A Casa do Douro tem uma parte dos seus vinhos hipotecada em várias frentes. A maior das frentes é a que depende do Tesouro Português, que lhe atribuiu um valor e a colocou na dependência “técnica” do Instituto dos Vinhos do Douro e Porto. Esta circunstância administrativa é nefasta para o Douro e para a sua Casa. E porquê?
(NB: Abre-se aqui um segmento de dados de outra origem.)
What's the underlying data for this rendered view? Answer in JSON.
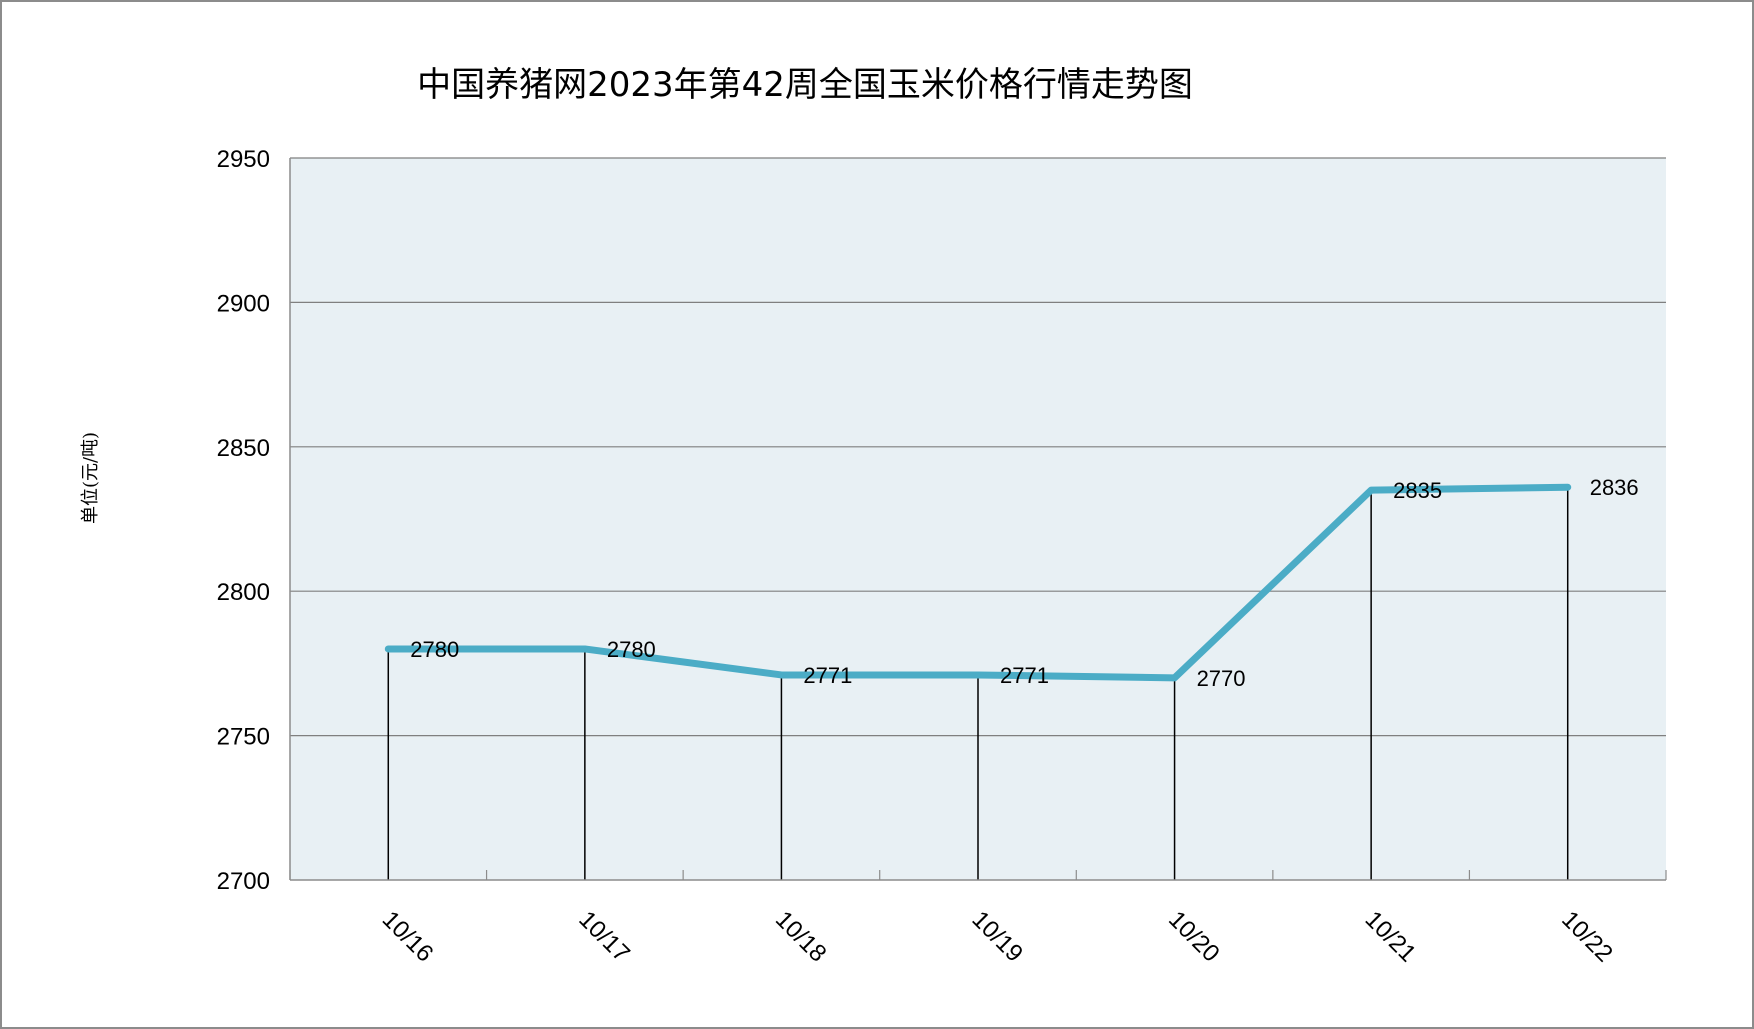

Os vinhos da Casa do Douro não devem ser vinhos em comércio normal. Como um quadro de Picasso ou de Rembrandt, quem os tem conserva-os, ou quando alguém os quer vender os preços sobem em leilão da Christie’s.

Ora, o Estado Português é proprietário de uma imensa coleção de arte, espalhada pelos seus museus e serviços, e essa coleção tem um valor incalculável, tem o valor de não ter que ser vendida.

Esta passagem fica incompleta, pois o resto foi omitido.